Além da estreia de Chico Alves, “O pé de anjo” entrou para a história por outra primazia: foi a primeira música identificada no selo de um disco como “marcha de carnaval". Já a história por trás da “composição” é menos abonadora: a melodia é cópia idêntica da valsa francesa “C'est pas dificile”, composição de J. Dorin que por aqui já era conhecida como “Jenny”, nome da versão brasileira. “Parece-nos que ‘O pé de anjo’ foi o maior (e talvez único) avanço de Sinhô em melodia alheia. Louve-se no entanto a inteligência com que se houve na elaboração dos versos que logo todo o povo cantou, embora não se lhe negue o pecado”, escreveu Edigar de Alencar no livro “Nosso Sinhô do samba”: “Aqui o fabuloso compositor tem culpa alta no cartório.”
Segundo o biógrafo, Sinhô trabalhava como pianista demonstrador na Casa Beethoven, onde certo dia uma freguesa chegou ao balcão pedindo a partitura da valsa. “O empregado atendeu a moça e, a seu pedido, levou a parte da música ao pianista da casa para que a executasse e a freguesa melhor a identificasse”, descreve Edigar de Alencar. “Quando esta saiu, Sinhô ocupou o piano e começou a fazer variações em torno da melodia da valsa, alterando-lhe o ritmo e acrescentando-lhe uma que outra frase, enquanto ia cantarolando uns versos.”

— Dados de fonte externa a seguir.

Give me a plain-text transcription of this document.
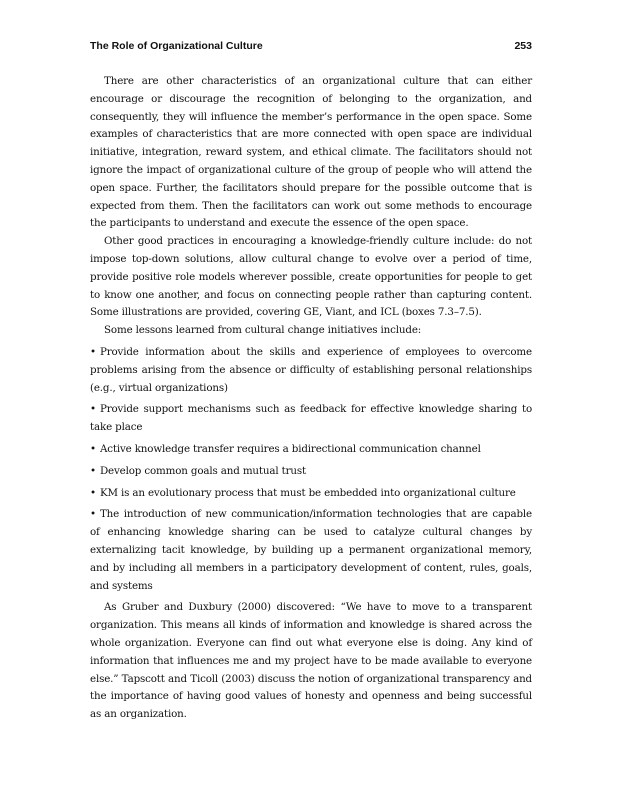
The Role of Organizational Culture	253

There are other characteristics of an organizational culture that can either encourage or discourage the recognition of belonging to the organization, and consequently, they will influence the member’s performance in the open space. Some examples of characteristics that are more connected with open space are individual initiative, integration, reward system, and ethical climate. The facilitators should not ignore the impact of organizational culture of the group of people who will attend the open space. Further, the facilitators should prepare for the possible outcome that is expected from them. Then the facilitators can work out some methods to encourage the participants to understand and execute the essence of the open space.

Other good practices in encouraging a knowledge-friendly culture include: do not impose top-down solutions, allow cultural change to evolve over a period of time, provide positive role models wherever possible, create opportunities for people to get to know one another, and focus on connecting people rather than capturing content. Some illustrations are provided, covering GE, Viant, and ICL (boxes 7.3–7.5).

Some lessons learned from cultural change initiatives include:

• Provide information about the skills and experience of employees to overcome problems arising from the absence or difficulty of establishing personal relationships (e.g., virtual organizations)
• Provide support mechanisms such as feedback for effective knowledge sharing to take place
• Active knowledge transfer requires a bidirectional communication channel
• Develop common goals and mutual trust
• KM is an evolutionary process that must be embedded into organizational culture
• The introduction of new communication/information technologies that are capable of enhancing knowledge sharing can be used to catalyze cultural changes by externalizing tacit knowledge, by building up a permanent organizational memory, and by including all members in a participatory development of content, rules, goals, and systems

As Gruber and Duxbury (2000) discovered: “We have to move to a transparent organization. This means all kinds of information and knowledge is shared across the whole organization. Everyone can find out what everyone else is doing. Any kind of information that influences me and my project have to be made available to everyone else.” Tapscott and Ticoll (2003) discuss the notion of organizational transparency and the importance of having good values of honesty and openness and being successful as an organization.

Já a letra de “O pé de anjo” não somente foi feita por Sinhô, como é exemplar de uma de suas características mais marcantes, que é a veia polêmica. Seus versos zombam dos pés enormes do cantor e violonista China (Otávio Vianna), irmão de Pixinguinha e pertencente à turma de Donga, com a qual Sinhô vinha se estranhando desde 1917, ano do sucesso de “Pelo telefone” (co-assinado por Donga e Mauro de Almeida), de cuja composição dizia ter participado. A eles Sinhô já havia dedicado, em 1918, o samba “Quem são eles”, que começava assim dizendo que “a Bahia é boa terra / Ela lá e eu aqui...” Boa parte da turma era formada pela segunda geração dos baianos e baianas que, após migrarem para o Rio, fixaram residência na Cidade Nova, onde promoviam rituais de candomblé e festas de samba – como a famosa Ciata. Outra “tia” da região era Amélia Silvana de Araújo, mãe de Donga.
É possível que Donga e sua turma tenham se sentido atingidos também com “Fala meu louro”, mas o alvo principal deste samba era outro: o ex-senador, ministro e deputado Ruy Barbosa. Conhecido por se manifestar sobre os mais diversos assuntos da nação, o veterano político andava quieto após ser derrotado na corrida presidencial de 1919 pelo paraibano Epitácio Pessoa. “Tu que falavas tanto / Qual a razão que vives calado?”, perguntava o samba de Sinhô, que ainda rebaixava Ruy Barbosa em seu apelido (do heroico “Águia de Haia” ao falante “papagaio louro”) e registrava o fim de seu poder na então capital federal: “A Bahia não dá mais coco / Para botar na tapioca / Para fazer um bom mingau / E embrulhar o carioca...”
“O samba ‘Fala meu louro’ igualmente gerou incidente policial-militar”, informa o biógrafo de Sinhô, Edigar de Alencar. “Na Bahia, segundo nota publicada na Revista da Semana em 29 de maio de 1920, numa festividade pública em Salvador, estudantes solicitaram à banda de música do 19º Batalhão de Caçadores que executasse o samba popularíssimo. Um tenente se julgou agravado e com vários praças reagiu à insolência. Mas, ao que parece, não houve mortos nem feridos.”
“Fala meu louro”, assim como “O pé de anjo”, foi regravada pela primeira vez em 1923, pelo cantor mais popular da época, Bahiano. Primeiros indícios da vida longa que teriam na história da música popular brasileira – assim como as polêmicas, sátiras políticas e controvérsias.